Le libellé général d’une renonciation est toujours limité aux aspects qui ont été explicitement envisagés par les parties lorsque la renonciation a été consentie.

[78]           Pour interpréter le libellé d’une renonciation, il faut définir l’intention des parties et le contexte dans lequel la renonciation a été rédigée; voir Taske Technology Inc c Prairiefyre Software Inc, [2004] OJ No 6019 (QL), 3 BLR (4th) 244; Arcand c Abiwyn Co-Operative Inc, 2010 CF 529.

[79]           L’interprétation de la CRRPI ne déborde pas le champ d’une procédure de contrôle judiciaire. Dans la décision Fontaine c Canada (Attorney General), 2014 MBQB 200, la Cour du banc de la Reine du Manitoba examinait des décisions prises dans le cadre du PEI. Mme Fontaine avait obtenu un Paiement d’expérience commune en tant que pensionnaire. Elle voulait aussi prendre part à un PEI. Il avait été décidé au cours du processus que, à l’époque où elle avait subi des sévices, elle était une employée, non une élève. Néanmoins, la Cour du banc de la Reine a jugé que, dans un tel cas, une employée était une pensionnaire qui avait le droit de prendre part à un PEI.

VIII.       Le recours collectif est-il le meilleur moyen de régler les points soulevés?

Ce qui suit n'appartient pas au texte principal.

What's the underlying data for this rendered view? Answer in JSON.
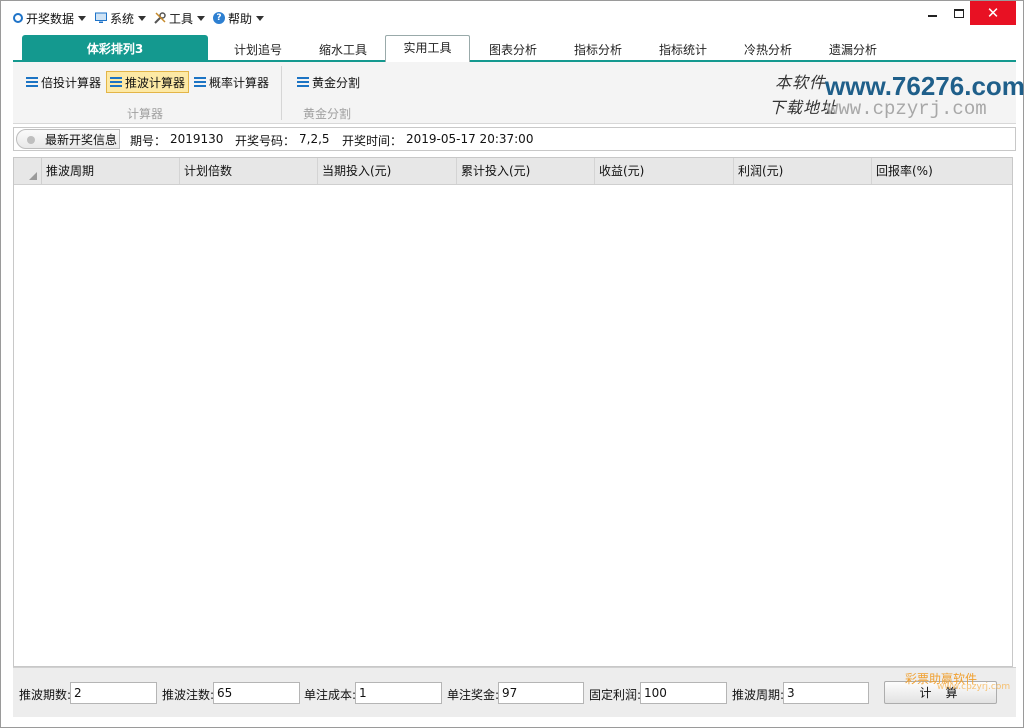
{
  "menu": {
    "items": [
      {
        "label": "开奖数据",
        "icon": "circle-icon"
      },
      {
        "label": "系统",
        "icon": "monitor-icon"
      },
      {
        "label": "工具",
        "icon": "tools-icon"
      },
      {
        "label": "帮助",
        "icon": "help-icon"
      }
    ]
  },
  "window": {
    "minimize": "—",
    "maximize": "□",
    "close": "✕"
  },
  "tabs": {
    "brand": "体彩排列3",
    "items": [
      "计划追号",
      "缩水工具",
      "实用工具",
      "图表分析",
      "指标分析",
      "指标统计",
      "冷热分析",
      "遗漏分析"
    ],
    "active": "实用工具"
  },
  "ribbon": {
    "calc_group": {
      "buttons": [
        "倍投计算器",
        "推波计算器",
        "概率计算器"
      ],
      "active": "推波计算器",
      "label": "计算器"
    },
    "gold_group": {
      "buttons": [
        "黄金分割"
      ],
      "label": "黄金分割"
    }
  },
  "watermark": {
    "line1_hand": "本软件",
    "line2_hand": "下载地址",
    "url_main": "www.76276.com",
    "url_sub": "www.cpzyrj.com"
  },
  "info": {
    "label": "最新开奖信息",
    "period_label": "期号：",
    "period_value": "2019130",
    "number_label": "开奖号码：",
    "number_value": "7,2,5",
    "time_label": "开奖时间：",
    "time_value": "2019-05-17 20:37:00"
  },
  "table": {
    "columns": [
      "推波周期",
      "计划倍数",
      "当期投入(元)",
      "累计投入(元)",
      "收益(元)",
      "利润(元)",
      "回报率(%)"
    ],
    "rows": []
  },
  "params": {
    "wave_periods": {
      "label": "推波期数:",
      "value": "2"
    },
    "wave_bets": {
      "label": "推波注数:",
      "value": "65"
    },
    "unit_cost": {
      "label": "单注成本:",
      "value": "1"
    },
    "unit_prize": {
      "label": "单注奖金:",
      "value": "97"
    },
    "fixed_profit": {
      "label": "固定利润:",
      "value": "100"
    },
    "wave_cycle": {
      "label": "推波周期:",
      "value": "3"
    },
    "calc_button": "计算",
    "calc_watermark": "彩票助赢软件",
    "calc_watermark_sub": "www.cpzyrj.com"
  },
  "colors": {
    "accent": "#14998f",
    "active_button_bg": "#fde9a5",
    "close_button": "#e81123",
    "watermark_url": "#1f5f8a"
  }
}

[80]           À mon avis, un recours collectif est le moyen le plus indiqué, préférable à un procès type ou à une action à titre de représentant. Par ailleurs, il existe déjà dans la présente affaire un aspect de représentation pour ce qui concerne le groupe des « bandes ». Selon l’article 334.39 des Règles des Cours fédérales, il n’est pas adjugé de dépens dans une procédure comme celle‑ci. C’est donc là un net avantage pour les demandeurs, puisque l’issue de la présente affaire est loin d’être acquise.

[81]           Des recours collectifs ont été autorisés dans des cas similaires, comme dans les affaires Cloud, Armstrong et Brown, précitées, et ce type de procédure semble, de plus en plus, la voie privilégiée par la Cour suprême. Dans l’arrêt Banque de Montréal c Marcotte, 2014 CSC 55, [2014] 2 RCS 725, elle rappelait que les recours collectifs préviennent le gaspillage des ressources judiciaires, favorisent l’accès à la justice et évitent le risque de jugements contradictoires.

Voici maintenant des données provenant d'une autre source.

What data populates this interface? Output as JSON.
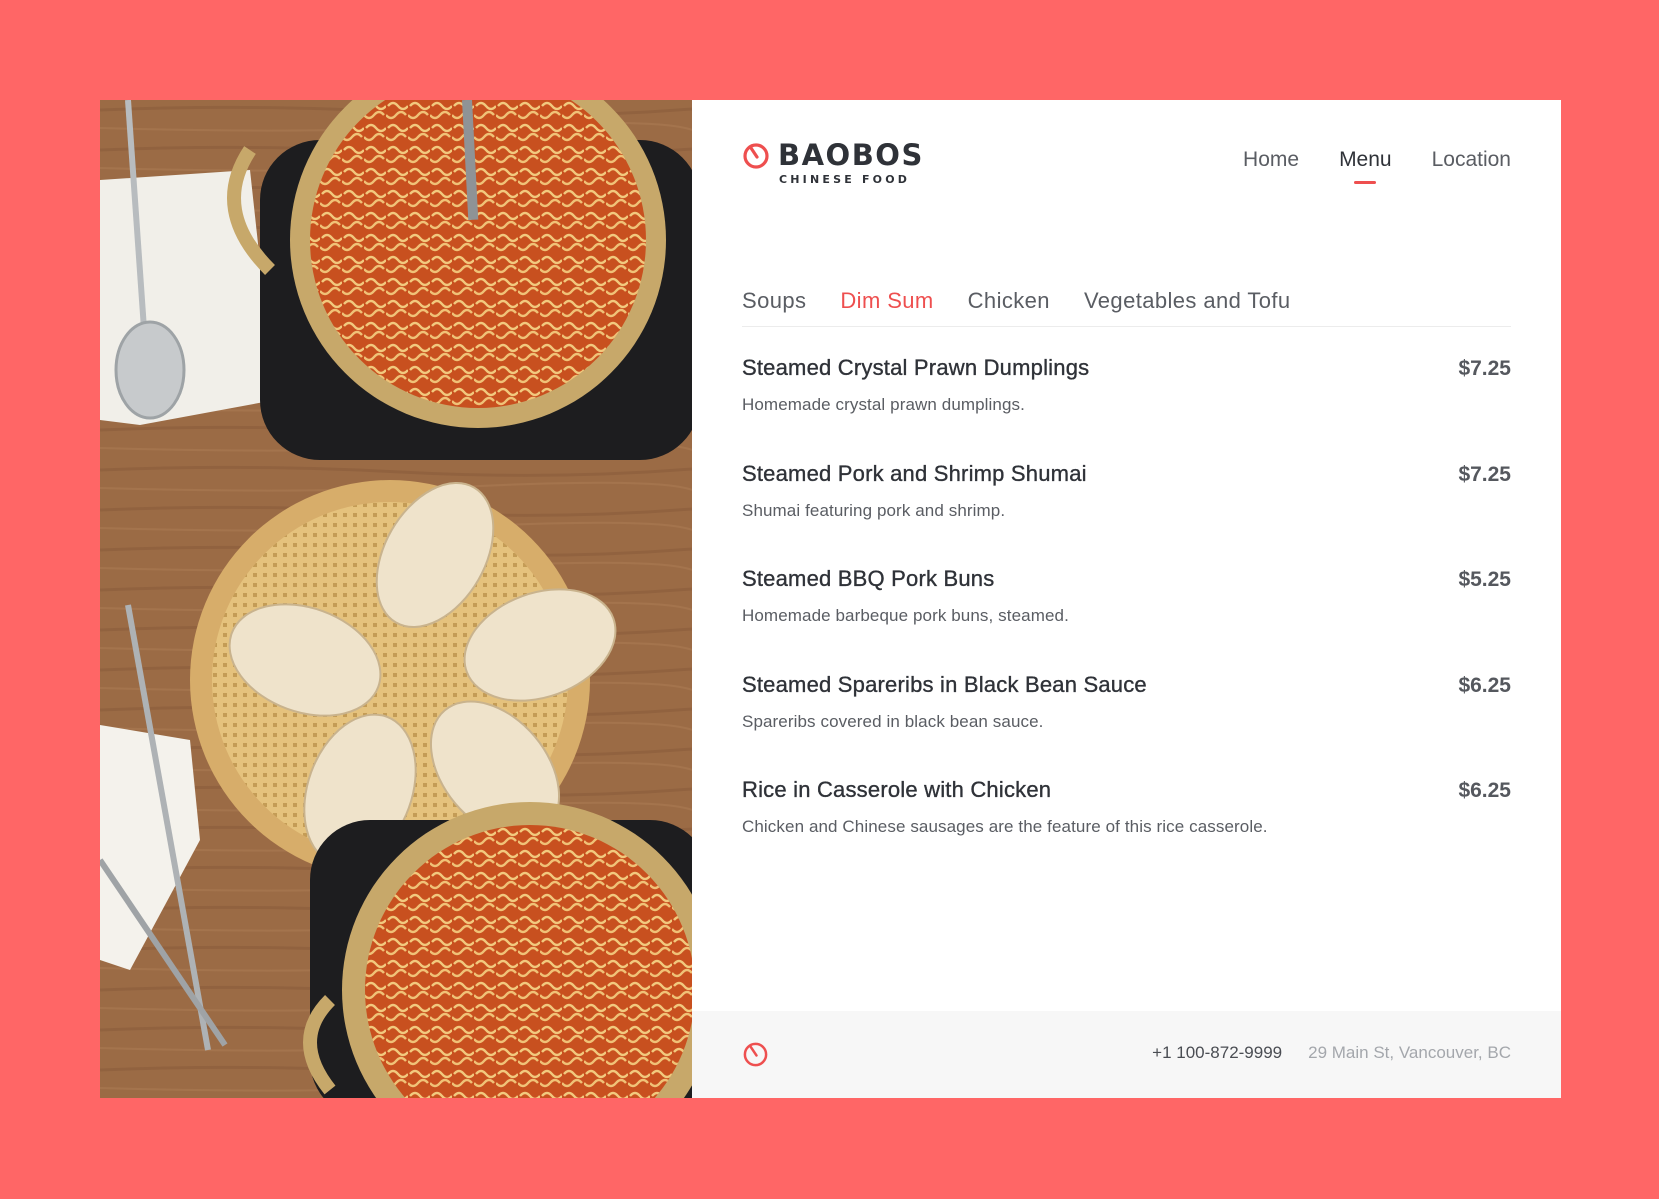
{
  "brand": {
    "name": "BAOBOS",
    "tagline": "CHINESE FOOD",
    "accent": "#ee4f4f"
  },
  "nav": {
    "items": [
      {
        "label": "Home",
        "active": false
      },
      {
        "label": "Menu",
        "active": true
      },
      {
        "label": "Location",
        "active": false
      }
    ]
  },
  "tabs": {
    "items": [
      {
        "label": "Soups",
        "active": false
      },
      {
        "label": "Dim Sum",
        "active": true
      },
      {
        "label": "Chicken",
        "active": false
      },
      {
        "label": "Vegetables and Tofu",
        "active": false
      }
    ]
  },
  "menu": {
    "items": [
      {
        "name": "Steamed Crystal Prawn Dumplings",
        "price": "$7.25",
        "description": "Homemade crystal prawn dumplings."
      },
      {
        "name": "Steamed Pork and Shrimp Shumai",
        "price": "$7.25",
        "description": "Shumai featuring pork and shrimp."
      },
      {
        "name": "Steamed BBQ Pork Buns",
        "price": "$5.25",
        "description": "Homemade barbeque pork buns, steamed."
      },
      {
        "name": "Steamed Spareribs in Black Bean Sauce",
        "price": "$6.25",
        "description": "Spareribs covered in black bean sauce."
      },
      {
        "name": "Rice in Casserole with Chicken",
        "price": "$6.25",
        "description": "Chicken and Chinese sausages are the feature of this rice casserole."
      }
    ]
  },
  "footer": {
    "phone": "+1 100-872-9999",
    "address": "29 Main St, Vancouver, BC"
  },
  "icons": {
    "logo": "baobos-logo-icon",
    "footer_logo": "baobos-footer-logo-icon"
  },
  "colors": {
    "background": "#ff6666",
    "card": "#ffffff",
    "text_dark": "#2f3238",
    "footer_bg": "#f7f7f7"
  }
}
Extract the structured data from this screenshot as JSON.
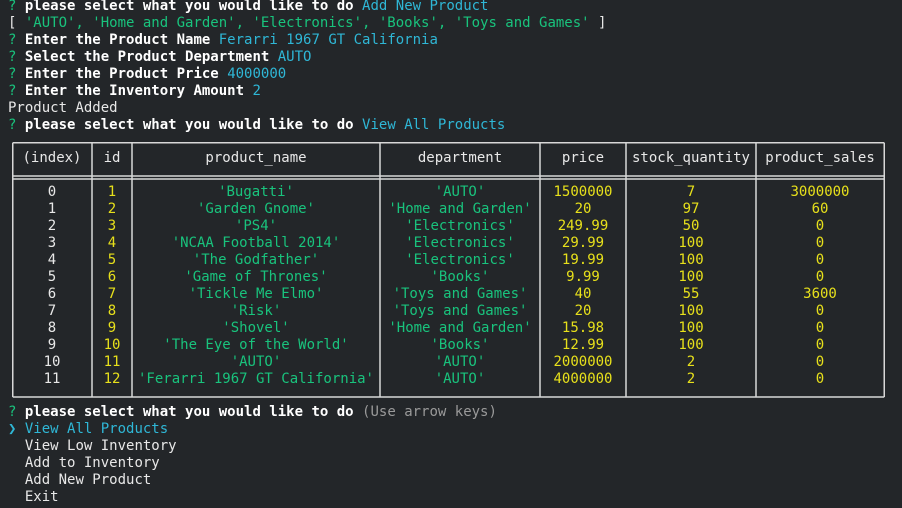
{
  "colors": {
    "background": "#232629",
    "prompt_mark": "#19c37d",
    "answer": "#2fb7d6",
    "string": "#19c37d",
    "number": "#e7e01b",
    "text": "#e8e8e8"
  },
  "lines": {
    "q1_mark": "?",
    "q1_text": "please select what you would like to do",
    "q1_answer": "Add New Product",
    "dept_open": "[ ",
    "dept_list": "'AUTO', 'Home and Garden', 'Electronics', 'Books', 'Toys and Games'",
    "dept_close": " ]",
    "q2_mark": "?",
    "q2_text": "Enter the Product Name",
    "q2_answer": "Ferarri 1967 GT California",
    "q3_mark": "?",
    "q3_text": "Select the Product Department",
    "q3_answer": "AUTO",
    "q4_mark": "?",
    "q4_text": "Enter the Product Price",
    "q4_answer": "4000000",
    "q5_mark": "?",
    "q5_text": "Enter the Inventory Amount",
    "q5_answer": "2",
    "status": "Product Added",
    "q6_mark": "?",
    "q6_text": "please select what you would like to do",
    "q6_answer": "View All Products"
  },
  "table": {
    "headers": [
      "(index)",
      "id",
      "product_name",
      "department",
      "price",
      "stock_quantity",
      "product_sales"
    ],
    "rows": [
      [
        "0",
        "1",
        "'Bugatti'",
        "'AUTO'",
        "1500000",
        "7",
        "3000000"
      ],
      [
        "1",
        "2",
        "'Garden Gnome'",
        "'Home and Garden'",
        "20",
        "97",
        "60"
      ],
      [
        "2",
        "3",
        "'PS4'",
        "'Electronics'",
        "249.99",
        "50",
        "0"
      ],
      [
        "3",
        "4",
        "'NCAA Football 2014'",
        "'Electronics'",
        "29.99",
        "100",
        "0"
      ],
      [
        "4",
        "5",
        "'The Godfather'",
        "'Electronics'",
        "19.99",
        "100",
        "0"
      ],
      [
        "5",
        "6",
        "'Game of Thrones'",
        "'Books'",
        "9.99",
        "100",
        "0"
      ],
      [
        "6",
        "7",
        "'Tickle Me Elmo'",
        "'Toys and Games'",
        "40",
        "55",
        "3600"
      ],
      [
        "7",
        "8",
        "'Risk'",
        "'Toys and Games'",
        "20",
        "100",
        "0"
      ],
      [
        "8",
        "9",
        "'Shovel'",
        "'Home and Garden'",
        "15.98",
        "100",
        "0"
      ],
      [
        "9",
        "10",
        "'The Eye of the World'",
        "'Books'",
        "12.99",
        "100",
        "0"
      ],
      [
        "10",
        "11",
        "'AUTO'",
        "'AUTO'",
        "2000000",
        "2",
        "0"
      ],
      [
        "11",
        "12",
        "'Ferarri 1967 GT California'",
        "'AUTO'",
        "4000000",
        "2",
        "0"
      ]
    ]
  },
  "prompt": {
    "mark": "?",
    "text": "please select what you would like to do",
    "hint": "(Use arrow keys)",
    "pointer": "❯",
    "options": [
      "View All Products",
      "View Low Inventory",
      "Add to Inventory",
      "Add New Product",
      "Exit"
    ],
    "selected_index": 0
  }
}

[82]           Le Canada fait observer que l’on pourrait soutenir qu’une action à titre de représentant serait préférable compte tenu des précédents historiques. Toutefois, comme l’écrivait lord Denning M.R. dans l’arrêt Letang c Cooper, [1964] 2 All ER 929, à la page 932 :

[traduction]

Je dois refuser par conséquent de revenir aux anciennes formes d'action pour interpréter ce texte législatif. Je sais que, durant le siècle dernier, MAITLAND disait : [traduction] « nous avons enterré les formes d'action, mais elles nous régissent encore depuis leurs tombes ». Mais au cours de ce siècle, nous nous sommes débarrassés de leurs entraves. Ces formes d'action ont fait leur temps. Elles constituaient autrefois un guide des droits substantiels; mais elles ont cessé de le faire. Lord Atkin nous a dit quoi en faire :

[traduction]

Quand ces fantômes du passé se tiennent sur le chemin de la justice, faisant cliqueter leurs chaînes médiévales, la voie à suivre pour le juge est de passer son chemin comme si de rien n'était.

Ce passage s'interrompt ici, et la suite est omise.